Not all "automatic stabilisers" in the economy are due to government policy; there are patterns of private sector behaviour that tend to act in a counter-cyclical fashion. The role of the external sector is an important stabiliser (at least most of the time). This article is a basic primer on the subject.
The chart above illustrates this effect for the United States in the post-war era. The time series is the 2-month moving average of the contribution of net exports to real GDP (as calculated by the Bureau of Economic Analysis). The shaded bars indicate NBER-defined recessions. The pre-1980 business cycles were a relatively high frequency and quite choppy, so I am not going to attempt to find any pattern in them. However, the recent experience has fit automatic stabiliser story very well.
- If we look at the post-1990s expansions, the contribution of net exports was generally negative; that is, the external sector was a drag on growth.
- The massive slowdown around the Financial Crisis caused net exports to swing to a major contributor to growth; there was a smaller boost in the 2000 recession, and a boost in the slowdown ahead of the 1990 recession.
That is, net exports acted as a drag during an expansion, and acts to counter-act a slowdown.

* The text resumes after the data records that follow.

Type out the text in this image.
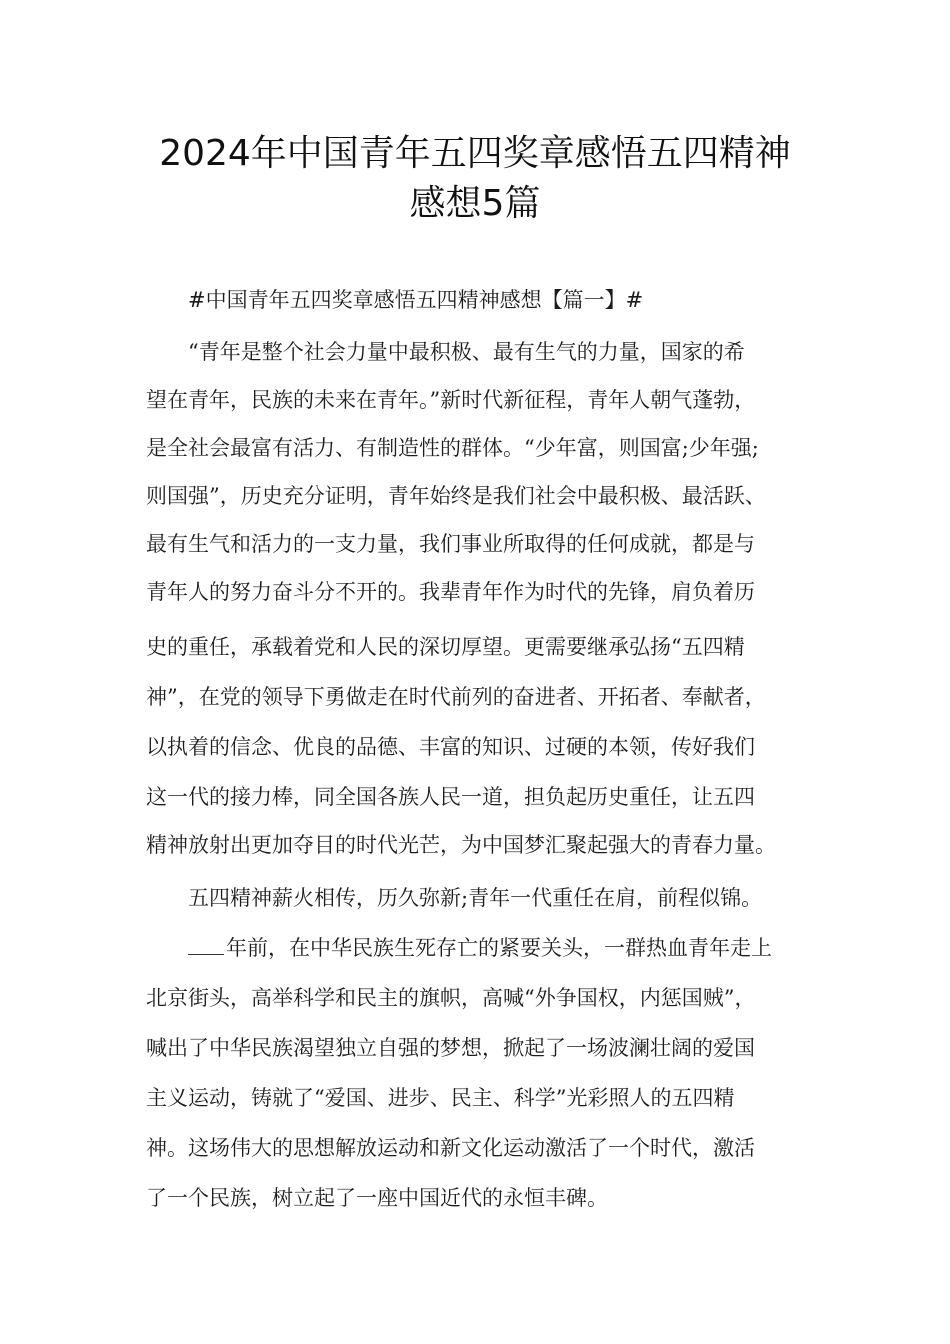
2024年中国青年五四奖章感悟五四精神
感想5篇

#中国青年五四奖章感悟五四精神感想【篇一】#

“青年是整个社会力量中最积极、最有生气的力量，国家的希

望在青年，民族的未来在青年。”新时代新征程，青年人朝气蓬勃，

是全社会最富有活力、有制造性的群体。“少年富，则国富;少年强;

则国强”，历史充分证明，青年始终是我们社会中最积极、最活跃、

最有生气和活力的一支力量，我们事业所取得的任何成就，都是与

青年人的努力奋斗分不开的。我辈青年作为时代的先锋，肩负着历

史的重任，承载着党和人民的深切厚望。更需要继承弘扬“五四精

神”，在党的领导下勇做走在时代前列的奋进者、开拓者、奉献者，

以执着的信念、优良的品德、丰富的知识、过硬的本领，传好我们

这一代的接力棒，同全国各族人民一道，担负起历史重任，让五四

精神放射出更加夺目的时代光芒，为中国梦汇聚起强大的青春力量。

五四精神薪火相传，历久弥新;青年一代重任在肩，前程似锦。

年前，在中华民族生死存亡的紧要关头，一群热血青年走上

北京街头，高举科学和民主的旗帜，高喊“外争国权，内惩国贼”，

喊出了中华民族渴望独立自强的梦想，掀起了一场波澜壮阔的爱国

主义运动，铸就了“爱国、进步、民主、科学”光彩照人的五四精

神。这场伟大的思想解放运动和新文化运动激活了一个时代，激活

了一个民族，树立起了一座中国近代的永恒丰碑。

This is purely a mechanical effect: if we assume that a fixed percentage of consumption is met by imports, then a reduction in domestic consumption will cut imports by the same percentage. Meanwhile, if foreign countries are not affected by the slowdown, exports will be unchanged. This will improve the trade balance, raising GDP. (Exports add to GDP, Imports subtract.) For a country with a trade deficit (the usual modern situation for the United States), an equal percentage drop in both imports and exports is enough to improve the trade balance.
(Chapter Six of An Introduction to SFC Models Using Python gives an introduction to open economy models, and discusses the role of relative growth rates and net exports.)

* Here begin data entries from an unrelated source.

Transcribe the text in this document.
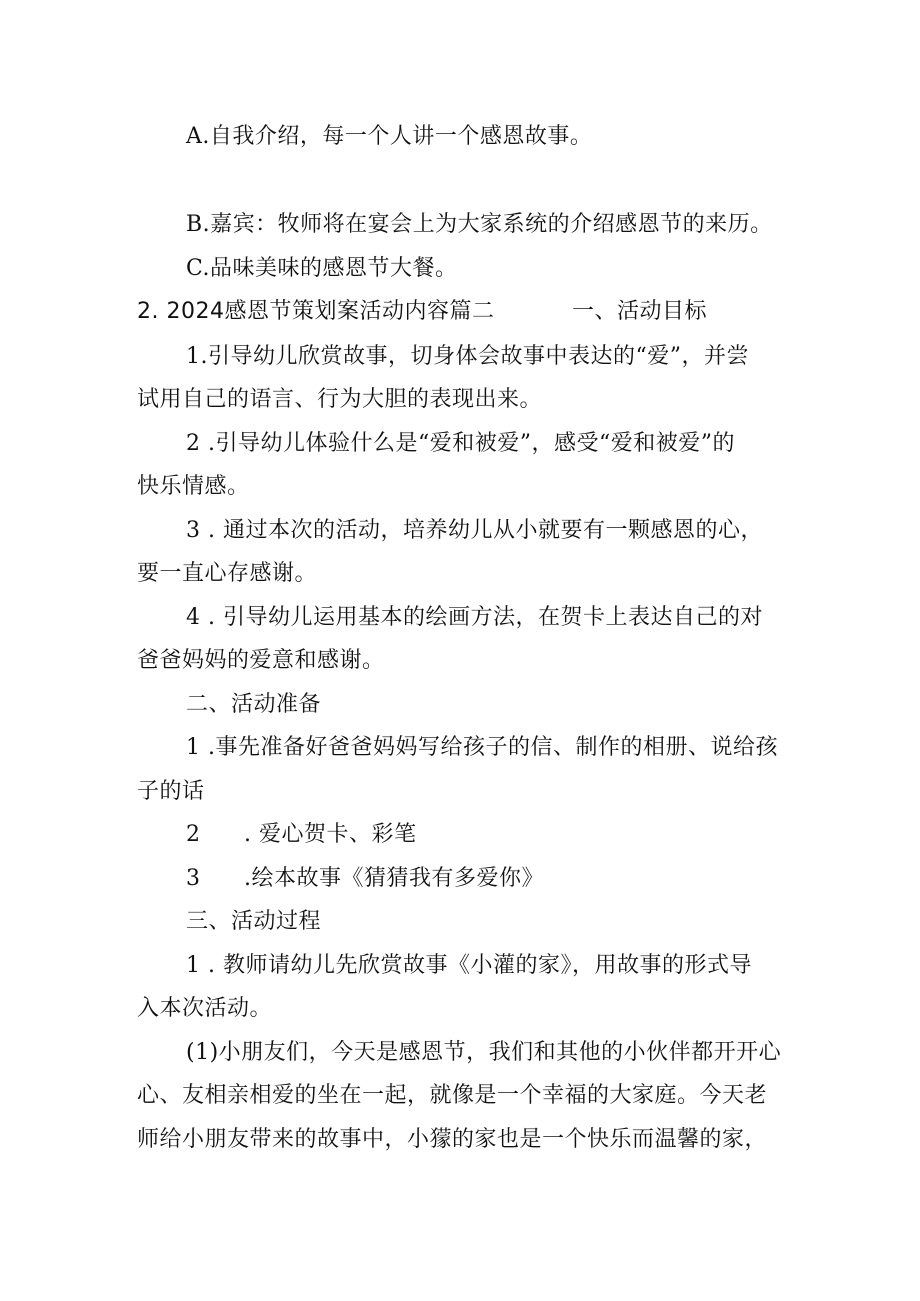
A.自我介绍，每一个人讲一个感恩故事。
B.嘉宾：牧师将在宴会上为大家系统的介绍感恩节的来历。
C.品味美味的感恩节大餐。
2. 2024感恩节策划案活动内容篇二	一、活动目标
1.引导幼儿欣赏故事，切身体会故事中表达的“爱”，并尝
试用自己的语言、行为大胆的表现出来。
2 .引导幼儿体验什么是“爱和被爱”，感受“爱和被爱”的
快乐情感。
3 . 通过本次的活动，培养幼儿从小就要有一颗感恩的心，
要一直心存感谢。
4 . 引导幼儿运用基本的绘画方法，在贺卡上表达自己的对
爸爸妈妈的爱意和感谢。
二、活动准备
1 .事先准备好爸爸妈妈写给孩子的信、制作的相册、说给孩
子的话
2 . 爱心贺卡、彩笔
3 .绘本故事《猜猜我有多爱你》
三、活动过程
1 . 教师请幼儿先欣赏故事《小灌的家》，用故事的形式导
入本次活动。
(1)小朋友们，今天是感恩节，我们和其他的小伙伴都开开心
心、友相亲相爱的坐在一起，就像是一个幸福的大家庭。今天老
师给小朋友带来的故事中，小獴的家也是一个快乐而温馨的家，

It should be noted that the American experience will not match that of all countries. The United States has followed an implicit policy of planting American subsidiaries offshore, so as to get American products on the other side of trade barriers. Meanwhile. imports from strategic allies are welcomed, leading to the ongoing angst about the United States have "exorbitant privileges" due to reserve currency status. This means that the United States normally runs trade deficits during expansions.
Countries with an "export-driven growth model" will not feature the same level of stabilisation. In the developed countries, Germany most obviously follows this pattern, and historically Japan. However, export-driven growth is a strategy followed by many developing countries. For such countries, they are more exposed cyclically to a slowdown in their customer base. However, they will be in better shape if their export markets hold up, and their domestic economy slows down for some reason (banking systems blowing themselves up being a common problem).

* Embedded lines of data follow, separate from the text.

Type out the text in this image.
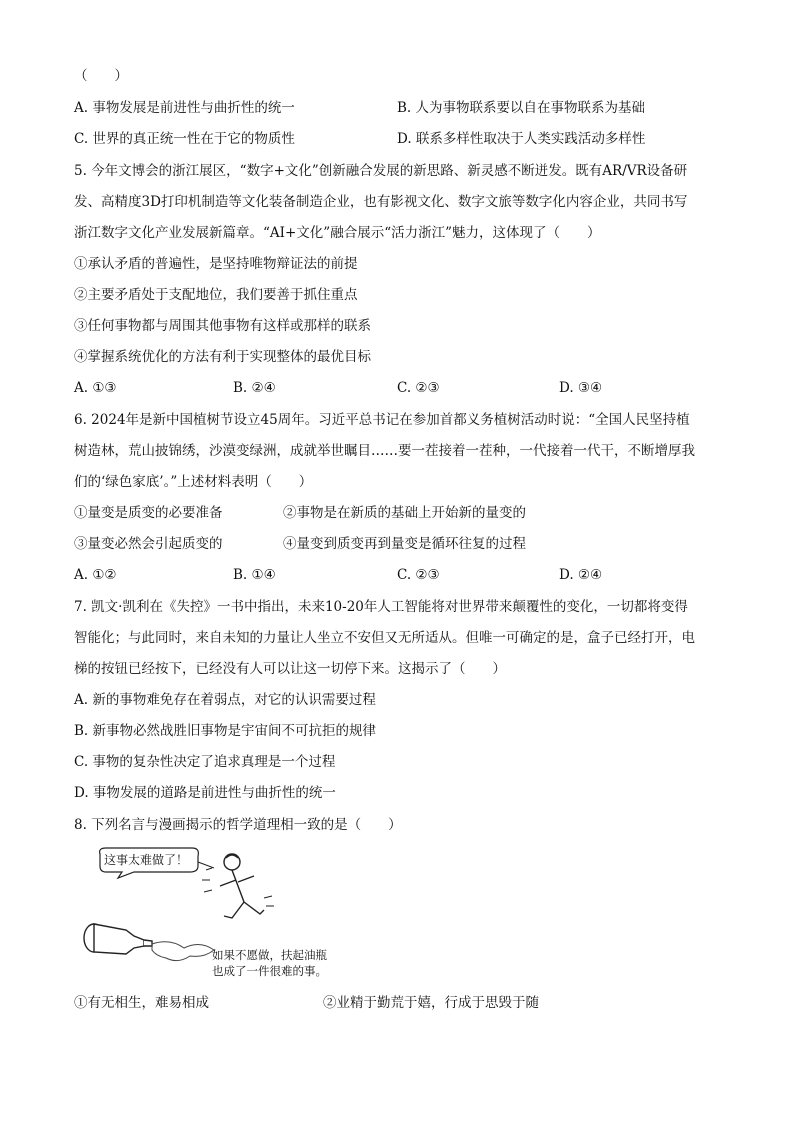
（　　）
A. 事物发展是前进性与曲折性的统一	B. 人为事物联系要以自在事物联系为基础
C. 世界的真正统一性在于它的物质性	D. 联系多样性取决于人类实践活动多样性
5. 今年文博会的浙江展区，“数字+文化”创新融合发展的新思路、新灵感不断迸发。既有AR/VR设备研
发、高精度3D打印机制造等文化装备制造企业，也有影视文化、数字文旅等数字化内容企业，共同书写
浙江数字文化产业发展新篇章。“AI+文化”融合展示“活力浙江”魅力，这体现了（　　）
①承认矛盾的普遍性，是坚持唯物辩证法的前提
②主要矛盾处于支配地位，我们要善于抓住重点
③任何事物都与周围其他事物有这样或那样的联系
④掌握系统优化的方法有利于实现整体的最优目标
A. ①③	B. ②④	C. ②③	D. ③④
6. 2024年是新中国植树节设立45周年。习近平总书记在参加首都义务植树活动时说：“全国人民坚持植
树造林，荒山披锦绣，沙漠变绿洲，成就举世瞩目……要一茬接着一茬种，一代接着一代干，不断增厚我
们的‘绿色家底’。”上述材料表明（　　）
①量变是质变的必要准备	②事物是在新质的基础上开始新的量变的
③量变必然会引起质变的	④量变到质变再到量变是循环往复的过程
A. ①②	B. ①④	C. ②③	D. ②④
7. 凯文·凯利在《失控》一书中指出，未来10-20年人工智能将对世界带来颠覆性的变化，一切都将变得
智能化；与此同时，来自未知的力量让人坐立不安但又无所适从。但唯一可确定的是，盒子已经打开，电
梯的按钮已经按下，已经没有人可以让这一切停下来。这揭示了（　　）
A. 新的事物难免存在着弱点，对它的认识需要过程
B. 新事物必然战胜旧事物是宇宙间不可抗拒的规律
C. 事物的复杂性决定了追求真理是一个过程
D. 事物发展的道路是前进性与曲折性的统一
8. 下列名言与漫画揭示的哲学道理相一致的是（　　）
这事太难做了！
如果不愿做，扶起油瓶
也成了一件很难的事。
①有无相生，难易相成	②业精于勤荒于嬉，行成于思毁于随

This divergence means that we need to be careful about referring to net exports as being an automatic stabiliser.
Normally, if a country is under-performing economically, its currency will tend to depreciate. This price shift will make its exporters relatively more competitive, while imported goods are relatively more expensive. This would normally help push net exports in a positive direction. However, this is not guaranteed, as discussed next.
The J-Curve EffectThe effect of the external sector on developed countries in the post-1990 era has been relatively benign (if we put aside some hard cases like the euro periphery, where the economies were deliberately destroyed by foreigners). However, it should be noted that things can get ugly, a reality which some post-Keynesians emphasise.
The problem is that if a country is dependent upon some imports (energy or food imports being key examples), the cost of imports as measured in a hard currency are largely fixed, but the value of its exports might fall if the value of its currency collapses in the foreign exchange markets. It may take a total collapse in the economy to bring the value of imports down. The initial swing towards a greater trade deficit in response to the fall in the currency is known as the "J-curve effect."
If looking at developing countries, the J-curve effect needs to be kept in mind. However, for most developed countries, the agricultural industries have been heavily protected over the post-war decades. This has meant that price-insensitive imports are a much smaller part of total imports; the key price-insensitive import for most of these countries are energy products, and other industrial commodities. From a macro perspective, it is only energy imports that are big enough to move the dial on the macro economy. However, they are not inconsequential, as one may note the empirical regularity that modern U.S. recessions have all followed oil price spikes.